The federal complaint alleges that pursuant to the health insurance policies, insurers must ensure that, when they contract with a PBM to act as their agent to manage prescription drug benefits under the health insurance policies, the PBM follows the policies’ terms, such that subscribers are not overcharged for their prescription drug benefits. The federal complaint alleges that PBMs, acting as agents and/or in concert with health insurance companies, routinely charge insureds substantially higher prices for prescription drugs than are allowed under the health insurance policies.
The federal complaint alleges that Cigna and/or its agents have taken the general employer-insurer-PBM-pharmacy structure and, through various agreements, created their unlawful scheme. Under these agreements, the pharmacy charges the insured patients a prescription drug price that is set by the PBM and/or insurer, which price typically is based on a percentage of the so-called average wholesale price or “AWP” (the “Insureds’ Price”). Alternatively, the pharmacy charges the insured patients a co-payment, which also is set by Cigna and/or its agent PBMs. The Insureds’ Price or co-payment routinely is higher than the price the PBM pays the pharmacy for providing the drug to the insured patients — particularly for many low-cost, high volume generic prescription drugs, although some brand drugs are also subject to “Clawbacks.” Moreover, under the confidentiality provisions of the PBM-Pharmacy Agreements, pharmacies cannot tell patient insureds that they are being overcharged, much less sell drugs to them at a lower price separate and apart from the insurance policies.

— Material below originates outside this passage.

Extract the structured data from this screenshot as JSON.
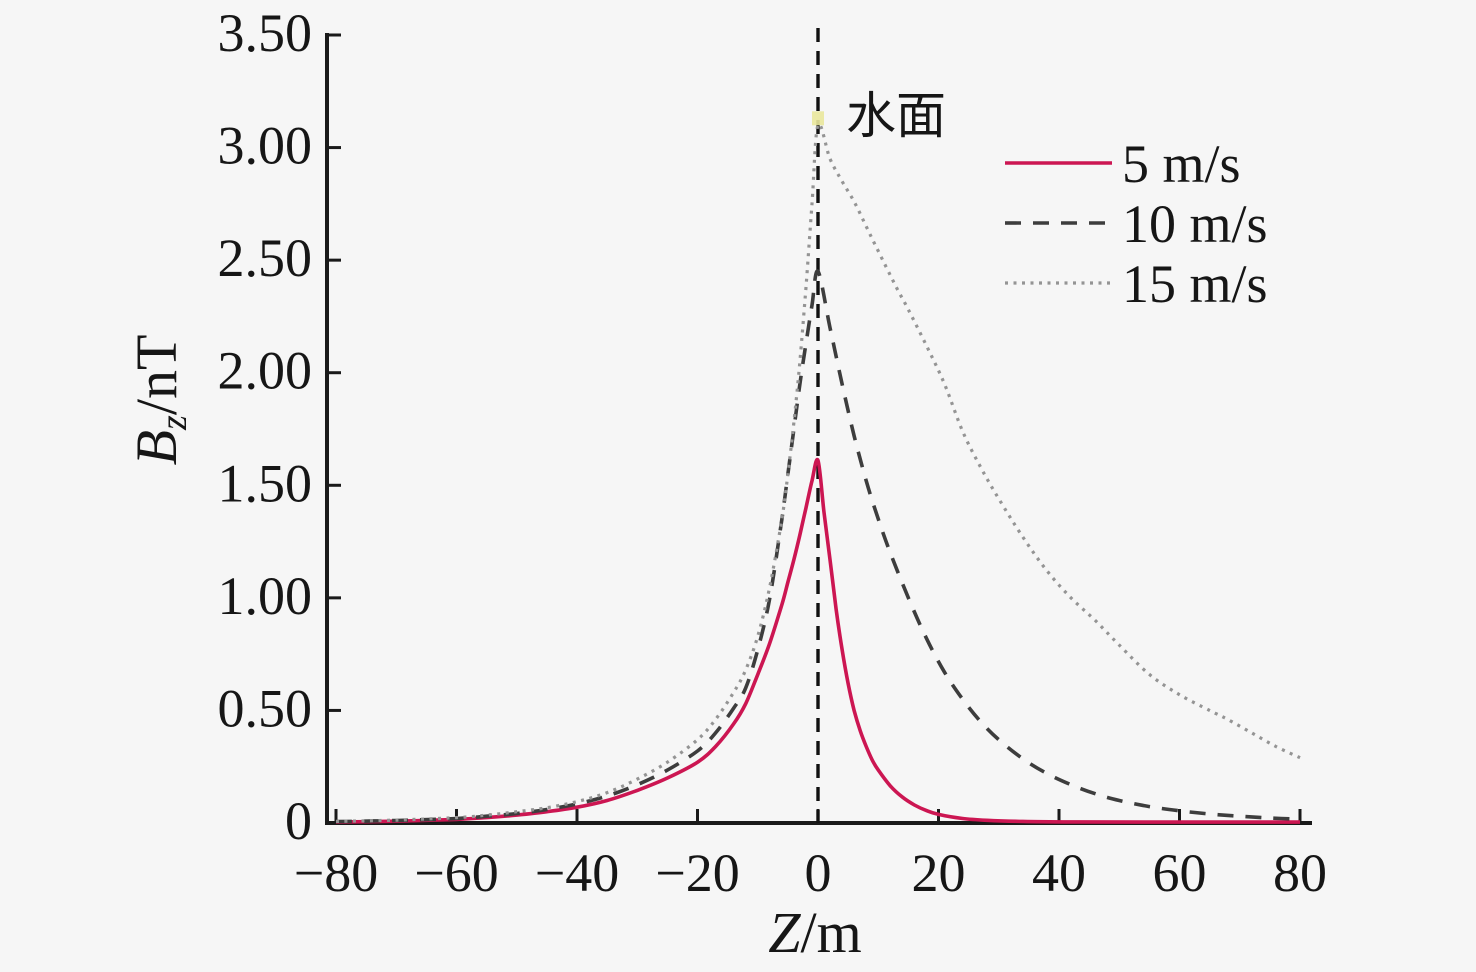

The federal complaint alleges that the the PBM–Pharmacy Agreements: (1) require pharmacies to charge insureds more for drugs than Cigna and/or its agents and their PBM pay the pharmacies, with the difference between the two amounts known as the “Spread;” (2) require the pharmacies to collect the “Spread” from patient insureds; (3) require payment of Spread or deduction of the “Spread” from future reimbursement to the pharmacy by the PBM as a “Clawback;” (4) prohibit pharmacies from disclosing to insureds the existence or amount of the “Spread” and “Clawback;” (5) prohibit pharmacies from disclosing to insureds that they can purchase drugs at lower prices; and (6) prohibit pharmacies from selling to insureds covered prescription drugs at prices that are lower than the price that the insurer/PBM orders the pharmacies to charge the insureds. Instead, the “Spread” and “Clawback” overcharges are pocketed secretly and unlawfully by the insurance companies and/or their agents.
The federal complaint requests a jury trial and requests that the Court find that the defendants engaged in prohibited transactions and award the plaintiff and the ERISA Subclass such relief as the Court deems proper; that the Court award the plaintiff, the Class, and the Subclass damages as deemed appropriate by the Court; that the Court award treble damages for all damages sustained as a result of the defendants’ violation of RICO; that the Court award the plaintiffs’ counsel attorneys’ fees, litigation expenses, expert witness fees and other costs pursuant to ERISA § 502(g)(1), 29 U.S.C. 1132(g)(1), and/or the common fund doctrine; and, that the Court award such other and further relief as may be just and proper, including prejudgment and post-judgment interest on the above amounts, among other claims for relief.